When Floridian Beth Hippely was diagnosed with breast cancer, and needed a blood thinner to fight it, she walked into Walgreens with her prescription. A teenage, unlicensed pharmacy technician, who Walgreens had recently hired, happened to be filling prescriptions that day. She accidently gave Hippely a dosage 10 times stronger than what she had been prescribed.
The mistaken drug overdose killed Hippley, but she did not "go gently into that good night". The medication error caused her first to suffer a cerebral hemorrhage (a "brain bleed"), which in turn caused her to become imprisoned in her own body in a condition known as "locked-in" state. She lived as a head-on-a-pillow, conscious but unable to communicate with the outside world except by using eye movements (one blink for "yes", two for "no"). Because of her weakened condition, she was unable to undergo chemotherapy to fight her cancer, and died of it, after a long, painful struggle.
Hippley's family (husband and three children) won a $33.3 million verdict in their prescription error wrongful death lawsuit. Walgreens appealed the jury verdict, but last month a Florida court of appeals upheld it.
Why was the Beth Hippely verdict so high? In part, I believe, it is because Walgreen's "blame the victim" defense backfired. Instead of sucking it up and taking responsibility for its error, Walgreens' trial strategy was to blame Beth Hippley's physicians, and even the victim herself, for the overdose! They claimed SHE should have caught the mistake. She should have checked the prescription against the dosage she was given. In other words, she should not have trusted Walgreens, the self-proclaimed "Pharmacy America Trusts", to do its job right!
I have blogged about this "blame the victim" defense before, and while it can sometimes work, it just as often backfires. Let's face it; anyone can make a mistake. But the jury obviously got angry at Walgreen for failing to shoulder its responsibility, and especially for blaming boor Beth Hippely, who, by the time of trial, had succumbed to her long, unbelievably painful struggle, and had left a grieving husband and two small children behind.
Most medication errors can be avoided by simple, solid, procedures and rules for double-checking the prescriptions against the medication and dosage being given to the patient. When such procedures are put into place, and enforced, medication errors are drastically reduced.
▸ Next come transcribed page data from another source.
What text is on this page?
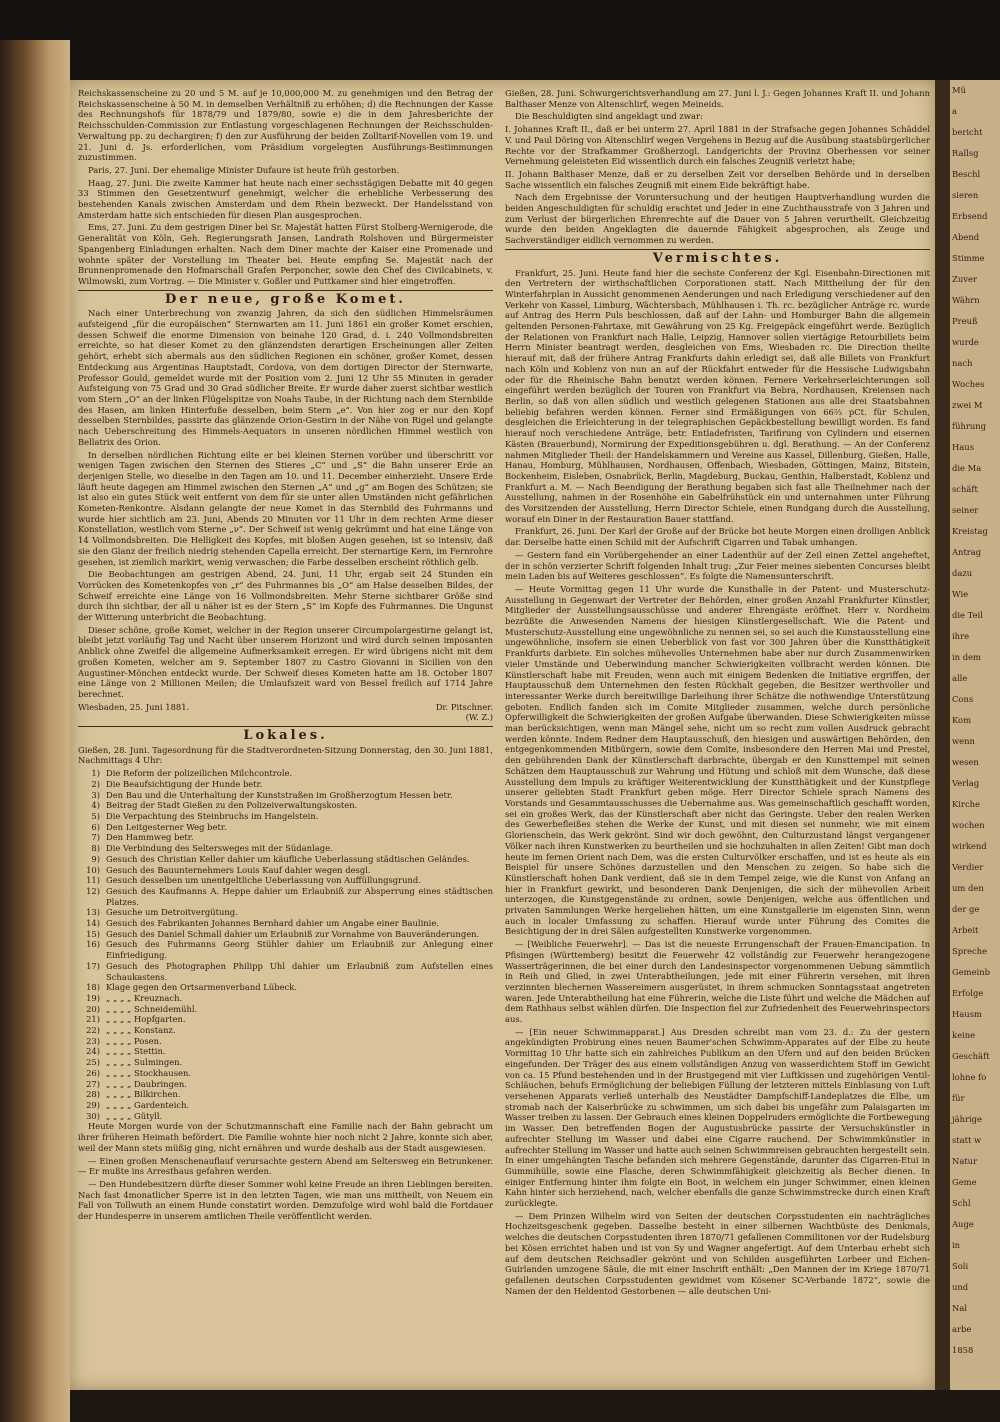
Reichskassenscheine zu 20 und 5 M. auf je 10,000,000 M. zu genehmigen und den Betrag der Reichskassenscheine à 50 M. in demselben Verhältniß zu erhöhen; d) die Rechnungen der Kasse des Rechnungshofs für 1878/79 und 1879/80, sowie e) die in dem Jahresberichte der Reichsschulden-Commission zur Entlastung vorgeschlagenen Rechnungen der Reichsschulden-Verwaltung pp. zu dechargiren; f) den zur Ausführung der beiden Zolltarif-Novellen vom 19. und 21. Juni d. Js. erforderlichen, vom Präsidium vorgelegten Ausführungs-Bestimmungen zuzustimmen.

Paris, 27. Juni. Der ehemalige Minister Dufaure ist heute früh gestorben.

Haag, 27. Juni. Die zweite Kammer hat heute nach einer sechsstägigen Debatte mit 40 gegen 33 Stimmen den Gesetzentwurf genehmigt, welcher die erhebliche Verbesserung des bestehenden Kanals zwischen Amsterdam und dem Rhein bezweckt. Der Handelsstand von Amsterdam hatte sich entschieden für diesen Plan ausgesprochen.

Ems, 27. Juni. Zu dem gestrigen Diner bei Sr. Majestät hatten Fürst Stolberg-Wernigerode, die Generalität von Köln, Geh. Regierungsrath Jansen, Landrath Rolshoven und Bürgermeister Spangenberg Einladungen erhalten. Nach dem Diner machte der Kaiser eine Promenade und wohnte später der Vorstellung im Theater bei. Heute empfing Se. Majestät nach der Brunnenpromenade den Hofmarschall Grafen Perponcher, sowie den Chef des Civilcabinets, v. Wilmowski, zum Vortrag. — Die Minister v. Goßler und Puttkamer sind hier eingetroffen.

Der neue, große Komet.

Nach einer Unterbrechung von zwanzig Jahren, da sich den südlichen Himmelsräumen aufsteigend „für die europäischen“ Sternwarten am 11. Juni 1861 ein großer Komet erschien, dessen Schweif die enorme Dimension von beinahe 120 Grad, d. i. 240 Vollmondsbreiten erreichte, so hat dieser Komet zu den glänzendsten derartigen Erscheinungen aller Zeiten gehört, erhebt sich abermals aus den südlichen Regionen ein schöner, großer Komet, dessen Entdeckung aus Argentinas Hauptstadt, Cordova, von dem dortigen Director der Sternwarte, Professor Gould, gemeldet wurde mit der Position vom 2. Juni 12 Uhr 55 Minuten in gerader Aufsteigung von 75 Grad und 30 Grad südlicher Breite. Er wurde daher zuerst sichtbar westlich vom Stern „O“ an der linken Flügelspitze von Noahs Taube, in der Richtung nach dem Sternbilde des Hasen, am linken Hinterfuße desselben, beim Stern „e“. Von hier zog er nur den Kopf desselben Sternbildes, passirte das glänzende Orion-Gestirn in der Nähe von Rigel und gelangte nach Ueberschreitung des Himmels-Aequators in unseren nördlichen Himmel westlich von Bellatrix des Orion.

In derselben nördlichen Richtung eilte er bei kleinen Sternen vorüber und überschritt vor wenigen Tagen zwischen den Sternen des Stieres „C“ und „S“ die Bahn unserer Erde an derjenigen Stelle, wo dieselbe in den Tagen am 10. und 11. December einherzieht. Unsere Erde läuft heute dagegen am Himmel zwischen den Sternen „A“ und „g“ am Bogen des Schützen; sie ist also ein gutes Stück weit entfernt von dem für sie unter allen Umständen nicht gefährlichen Kometen-Renkontre. Alsdann gelangte der neue Komet in das Sternbild des Fuhrmanns und wurde hier sichtlich am 23. Juni, Abends 20 Minuten vor 11 Uhr in dem rechten Arme dieser Konstellation, westlich vom Sterne „ν“. Der Schweif ist wenig gekrümmt und hat eine Länge von 14 Vollmondsbreiten. Die Helligkeit des Kopfes, mit bloßen Augen gesehen, ist so intensiv, daß sie den Glanz der freilich niedrig stehenden Capella erreicht. Der sternartige Kern, im Fernrohre gesehen, ist ziemlich markirt, wenig verwaschen; die Farbe desselben erscheint röthlich gelb.

Die Beobachtungen am gestrigen Abend, 24. Juni, 11 Uhr, ergab seit 24 Stunden ein Vorrücken des Kometenkopfes von „r“ des Fuhrmannes bis „O“ am Halse desselben Bildes, der Schweif erreichte eine Länge von 16 Vollmondsbreiten. Mehr Sterne sichtbarer Größe sind durch ihn sichtbar, der all u näher ist es der Stern „S“ im Kopfe des Fuhrmannes. Die Ungunst der Witterung unterbricht die Beobachtung.

Dieser schöne, große Komet, welcher in der Region unserer Circumpolargestirne gelangt ist, bleibt jetzt vorläufig Tag und Nacht über unserem Horizont und wird durch seinen imposanten Anblick ohne Zweifel die allgemeine Aufmerksamkeit erregen. Er wird übrigens nicht mit dem großen Kometen, welcher am 9. September 1807 zu Castro Giovanni in Sicilien von den Augustiner-Mönchen entdeckt wurde. Der Schweif dieses Kometen hatte am 18. October 1807 eine Länge von 2 Millionen Meilen; die Umlaufszeit ward von Bessel freilich auf 1714 Jahre berechnet.

Wiesbaden, 25. Juni 1881.	Dr. Pitschner.
(W. Z.)
Lokales.

Gießen, 28. Juni. Tagesordnung für die Stadtverordneten-Sitzung Donnerstag, den 30. Juni 1881, Nachmittags 4 Uhr:

1) Die Reform der polizeilichen Milchcontrole.
2) Die Beaufsichtigung der Hunde betr.
3) Den Bau und die Unterhaltung der Kunststraßen im Großherzogtum Hessen betr.
4) Beitrag der Stadt Gießen zu den Polizeiverwaltungskosten.
5) Die Verpachtung des Steinbruchs im Hangelstein.
6) Den Leitgesterner Weg betr.
7) Den Hammweg betr.
8) Die Verbindung des Seltersweges mit der Südanlage.
9) Gesuch des Christian Keller dahier um käufliche Ueberlassung städtischen Geländes.
10) Gesuch des Bauunternehmers Louis Kauf dahier wegen desgl.
11) Gesuch desselben um unentgeltliche Ueberlassung von Auffüllungsgrund.
12) Gesuch des Kaufmanns A. Heppe dahier um Erlaubniß zur Absperrung eines städtischen Platzes.
13) Gesuche um Detroitvergütung.
14) Gesuch des Fabrikanten Johannes Bernhard dahier um Angabe einer Baulinie.
15) Gesuch des Daniel Schmall dahier um Erlaubniß zur Vornahme von Bauveränderungen.
16) Gesuch des Fuhrmanns Georg Stühler dahier um Erlaubniß zur Anlegung einer Einfriedigung.
17) Gesuch des Photographen Philipp Uhl dahier um Erlaubniß zum Aufstellen eines Schaukastens.
18) Klage gegen den Ortsarmenverband Lübeck.
19) „ „ „ „ Kreuznach.
20) „ „ „ „ Schneidemühl.
21) „ „ „ „ Hopfgarten.
22) „ „ „ „ Konstanz.
23) „ „ „ „ Posen.
24) „ „ „ „ Stettin.
25) „ „ „ „ Sulmingen.
26) „ „ „ „ Stockhausen.
27) „ „ „ „ Daubringen.
28) „ „ „ „ Bilkirchen.
29) „ „ „ „ Gardenteich.
30) „ „ „ „ Gütyll.

Heute Morgen wurde von der Schutzmannschaft eine Familie nach der Bahn gebracht um ihrer früheren Heimath befördert. Die Familie wohnte hier noch nicht 2 Jahre, konnte sich aber, weil der Mann stets müßig ging, nicht ernähren und wurde deshalb aus der Stadt ausgewiesen.

— Einen großen Menschenauflauf verursachte gestern Abend am Seltersweg ein Betrunkener. — Er mußte ins Arresthaus gefahren werden.

— Den Hundebesitzern dürfte dieser Sommer wohl keine Freude an ihren Lieblingen bereiten. Nach fast 4monatlicher Sperre ist in den letzten Tagen, wie man uns mittheilt, von Neuem ein Fall von Tollwuth an einem Hunde constatirt worden. Demzufolge wird wohl bald die Fortdauer der Hundesperre in unserem amtlichen Theile veröffentlicht werden.

Gießen, 28. Juni. Schwurgerichtsverhandlung am 27. Juni l. J.: Gegen Johannes Kraft II. und Johann Balthaser Menze von Altenschlirf, wegen Meineids.

Die Beschuldigten sind angeklagt und zwar:

I. Johannes Kraft II., daß er bei unterm 27. April 1881 in der Strafsache gegen Johannes Schäddel V. und Paul Döring von Altenschlirf wegen Vergehens in Bezug auf die Ausübung staatsbürgerlicher Rechte vor der Strafkammer Großherzogl. Landgerichts der Provinz Oberhessen vor seiner Vernehmung geleisteten Eid wissentlich durch ein falsches Zeugniß verletzt habe;

II. Johann Balthaser Menze, daß er zu derselben Zeit vor derselben Behörde und in derselben Sache wissentlich ein falsches Zeugniß mit einem Eide bekräftigt habe.

Nach dem Ergebnisse der Voruntersuchung und der heutigen Hauptverhandlung wurden die beiden Angeschuldigten für schuldig erachtet und Jeder in eine Zuchthausstrafe von 3 Jahren und zum Verlust der bürgerlichen Ehrenrechte auf die Dauer von 5 Jahren verurtheilt. Gleichzeitig wurde den beiden Angeklagten die dauernde Fähigkeit abgesprochen, als Zeuge und Sachverständiger eidlich vernommen zu werden.

Vermischtes.

Frankfurt, 25. Juni. Heute fand hier die sechste Conferenz der Kgl. Eisenbahn-Directionen mit den Vertretern der wirthschaftlichen Corporationen statt. Nach Mittheilung der für den Winterfahrplan in Aussicht genommenen Aenderungen und nach Erledigung verschiedener auf den Verkehr von Kassel, Limburg, Wächtersbach, Mühlhausen i. Th. rc. bezüglicher Anträge rc. wurde auf Antrag des Herrn Puls beschlossen, daß auf der Lahn- und Homburger Bahn die allgemein geltenden Personen-Fahrtaxe, mit Gewährung von 25 Kg. Freigepäck eingeführt werde. Bezüglich der Relationen von Frankfurt nach Halle, Leipzig, Hannover sollen viertägige Retourbillets beim Herrn Minister beantragt werden, desgleichen von Ems, Wiesbaden rc. Die Direction theilte hierauf mit, daß der frühere Antrag Frankfurts dahin erledigt sei, daß alle Billets von Frankfurt nach Köln und Koblenz von nun an auf der Rückfahrt entweder für die Hessische Ludwigsbahn oder für die Rheinische Bahn benutzt werden können. Fernere Verkehrserleichterungen soll eingeführt werden bezüglich der Touren von Frankfurt via Bebra, Nordhausen, Kreiensen nach Berlin, so daß von allen südlich und westlich gelegenen Stationen aus alle drei Staatsbahnen beliebig befahren werden können. Ferner sind Ermäßigungen von 66⅔ pCt. für Schulen, desgleichen die Erleichterung in der telegraphischen Gepäckbestellung bewilligt worden. Es fand hierauf noch verschiedene Anträge, betr. Entladefristen, Tarifirung von Cylindern und eisernen Kästen (Brauerbund), Normirung der Expeditionsgebühren u. dgl. Berathung. — An der Conferenz nahmen Mitglieder Theil: der Handelskammern und Vereine aus Kassel, Dillenburg, Gießen, Halle, Hanau, Homburg, Mühlhausen, Nordhausen, Offenbach, Wiesbaden, Göttingen, Mainz, Bitstein, Bockenheim, Eisleben, Osnabrück, Berlin, Magdeburg, Buckau, Genthin, Halberstadt, Koblenz und Frankfurt a. M. — Nach Beendigung der Berathung begaben sich fast alle Theilnehmer nach der Ausstellung, nahmen in der Rosenhöhe ein Gabelfrühstück ein und unternahmen unter Führung des Vorsitzenden der Ausstellung, Herrn Director Schiele, einen Rundgang durch die Ausstellung, worauf ein Diner in der Restauration Bauer stattfand.

Frankfurt, 26. Juni. Der Karl der Große auf der Brücke bot heute Morgen einen drolligen Anblick dar. Derselbe hatte einen Schild mit der Aufschrift Cigarren und Tabak umhangen.

— Gestern fand ein Vorübergehender an einer Ladenthür auf der Zeil einen Zettel angeheftet, der in schön verzierter Schrift folgenden Inhalt trug: „Zur Feier meines siebenten Concurses bleibt mein Laden bis auf Weiteres geschlossen“. Es folgte die Namensunterschrift.

— Heute Vormittag gegen 11 Uhr wurde die Kunsthalle in der Patent- und Musterschutz-Ausstellung in Gegenwart der Vertreter der Behörden, einer großen Anzahl Frankfurter Künstler, Mitglieder der Ausstellungsausschüsse und anderer Ehrengäste eröffnet. Herr v. Nordheim bezrüßte die Anwesenden Namens der hiesigen Künstlergesellschaft. Wie die Patent- und Musterschutz-Ausstellung eine ungewöhnliche zu nennen sei, so sei auch die Kunstausstellung eine ungewöhnliche, insofern sie einen Ueberblick von fast vor 300 Jahren über die Kunstthätigkeit Frankfurts darbiete. Ein solches mühevolles Unternehmen habe aber nur durch Zusammenwirken vieler Umstände und Ueberwindung mancher Schwierigkeiten vollbracht werden können. Die Künstlerschaft habe mit Freuden, wenn auch mit einigem Bedenken die Initiative ergriffen, der Hauptausschuß dem Unternehmen den festen Rückhalt gegeben, die Besitzer werthvoller und interessanter Werke durch bereitwillige Darleihung ihrer Schätze die nothwendige Unterstützung geboten. Endlich fanden sich im Comite Mitglieder zusammen, welche durch persönliche Opferwilligkeit die Schwierigkeiten der großen Aufgabe überwanden. Diese Schwierigkeiten müsse man berücksichtigen, wenn man Mängel sehe, nicht um so recht zum vollen Ausdruck gebracht werden könnte. Indem Redner dem Hauptausschuß, den hiesigen und auswärtigen Behörden, den entgegenkommenden Mitbürgern, sowie dem Comite, insbesondere den Herren Mai und Prestel, den gebührenden Dank der Künstlerschaft darbrachte, übergab er den Kunsttempel mit seinen Schätzen dem Hauptausschuß zur Wahrung und Hütung und schloß mit dem Wunsche, daß diese Ausstellung dem Impuls zu kräftiger Weiterentwicklung der Kunstthätigkeit und der Kunstpflege unserer geliebten Stadt Frankfurt geben möge. Herr Director Schiele sprach Namens des Vorstands und Gesammtausschusses die Uebernahme aus. Was gemeinschaftlich geschafft worden, sei ein großes Werk, das der Künstlerschaft aber nicht das Geringste. Ueber den realen Werken des Gewerbefleißes stehen die Werke der Kunst, und mit diesen sei nunmehr, wie mit einem Glorienschein, das Werk gekrönt. Sind wir doch gewöhnt, den Culturzustand längst vergangener Völker nach ihren Kunstwerken zu beurtheilen und sie hochzuhalten in allen Zeiten! Gibt man doch heute im fernen Orient nach Dem, was die ersten Culturvölker erschaffen, und ist es heute als ein Beispiel für unsere Schönes darzustellen und den Menschen zu zeigen. So habe sich die Künstlerschaft hohen Dank verdient, daß sie in dem Tempel zeige, wie die Kunst von Anfang an hier in Frankfurt gewirkt, und besonderen Dank Denjenigen, die sich der mühevollen Arbeit unterzogen, die Kunstgegenstände zu ordnen, sowie Denjenigen, welche aus öffentlichen und privaten Sammlungen Werke hergeliehen hätten, um eine Kunstgallerie im eigensten Sinn, wenn auch in localer Umfassung zu schaffen. Hierauf wurde unter Führung des Comites die Besichtigung der in drei Sälen aufgestellten Kunstwerke vorgenommen.

— [Weibliche Feuerwehr]. — Das ist die neueste Errungenschaft der Frauen-Emancipation. In Pfisingen (Württemberg) besitzt die Feuerwehr 42 vollständig zur Feuerwehr herangezogene Wasserträgerinnen, die bei einer durch den Landesinspector vorgenommenen Uebung sämmtlich in Reih und Glied, in zwei Unterabtheilungen, jede mit einer Führerin versehen, mit ihren verzinnten blechernen Wassereimern ausgerüstet, in ihrem schmucken Sonntagsstaat angetreten waren. Jede Unterabtheilung hat eine Führerin, welche die Liste führt und welche die Mädchen auf dem Rathhaus selbst wählen dürfen. Die Inspection fiel zur Zufriedenheit des Feuerwehrinspectors aus.

— [Ein neuer Schwimmapparat.] Aus Dresden schreibt man vom 23. d.: Zu der gestern angekündigten Probirung eines neuen Baumer'schen Schwimm-Apparates auf der Elbe zu heute Vormittag 10 Uhr hatte sich ein zahlreiches Publikum an den Ufern und auf den beiden Brücken eingefunden. Der Träger des aus einem vollständigen Anzug von wasserdichtem Stoff im Gewicht von ca. 15 Pfund bestehenden und in der Brustgegend mit vier Luftkissen und zugehörigen Ventil-Schläuchen, behufs Ermöglichung der beliebigen Füllung der letzteren mittels Einblasung von Luft versehenen Apparats verließ unterhalb des Neustädter Dampfschiff-Landeplatzes die Elbe, um stromab nach der Kaiserbrücke zu schwimmen, um sich dabei bis ungefähr zum Palaisgarten im Wasser treiben zu lassen. Der Gebrauch eines kleinen Doppelruders ermöglichte die Fortbewegung im Wasser. Den betreffenden Bogen der Augustusbrücke passirte der Versuchskünstler in aufrechter Stellung im Wasser und dabei eine Cigarre rauchend. Der Schwimmkünstler in aufrechter Stellung im Wasser und hatte auch seinen Schwimmreisen gebrauchten hergestellt sein. In einer umgehängten Tasche befanden sich mehrere Gegenstände, darunter das Cigarren-Etui in Gummihülle, sowie eine Flasche, deren Schwimmfähigkeit gleichzeitig als Becher dienen. In einiger Entfernung hinter ihm folgte ein Boot, in welchem ein junger Schwimmer, einen kleinen Kahn hinter sich herziehend, nach, welcher ebenfalls die ganze Schwimmstrecke durch einen Kraft zurücklegte.

— Dem Prinzen Wilhelm wird von Seiten der deutschen Corpsstudenten ein nachträgliches Hochzeitsgeschenk gegeben. Dasselbe besteht in einer silbernen Wachtbüste des Denkmals, welches die deutschen Corpsstudenten ihren 1870/71 gefallenen Commilitonen vor der Rudelsburg bei Kösen errichtet haben und ist von Sy und Wagner angefertigt. Auf dem Unterbau erhebt sich auf dem deutschen Reichsadler gekrönt und von Schilden ausgeführten Lorbeer und Eichen-Guirlanden umzogene Säule, die mit einer Inschrift enthält: „Den Mannen der im Kriege 1870/71 gefallenen deutschen Corpsstudenten gewidmet vom Kösener SC-Verbande 1872“, sowie die Namen der den Heldentod Gestorbenen — alle deutschen Uni-

Mü
a
bericht
Rallsg
Beschl
sieren
Erbsend
Abend
Stimme
Zuver
Währn
Preuß
wurde
nach
Woches
zwei M
führung
Haus
die Ma
schäft
seiner
Kreistag
Antrag
dazu
Wie
die Teil
ihre
in dem
alle
Cons
Kom
wenn
wesen
Verlag
Kirche
wochen
wirkend
Verdier
um den
der ge
Arbeit
Spreche
Gemeinb
Erfolge
Hausm
keine
Geschäft
lohne fo
für
jährige
statt w
Natur
Geme
Schl
Auge
in
Soli
und
Nal
arbe
1858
When a pharmacist or technician makes a prescription mistake, whether by giving the wrong dosage or the wrong medication, the drug store is liable not only because its employee made a mistake, but also because the pharmacy itself failed to implement proper procedures and rules for double-checking the dosage and medication.
Suing pharmacies for medication errors is the right thing to do; these lawsuits provide economic incentive for drug stores to put in place, and enforce, safe drug dispensing practices.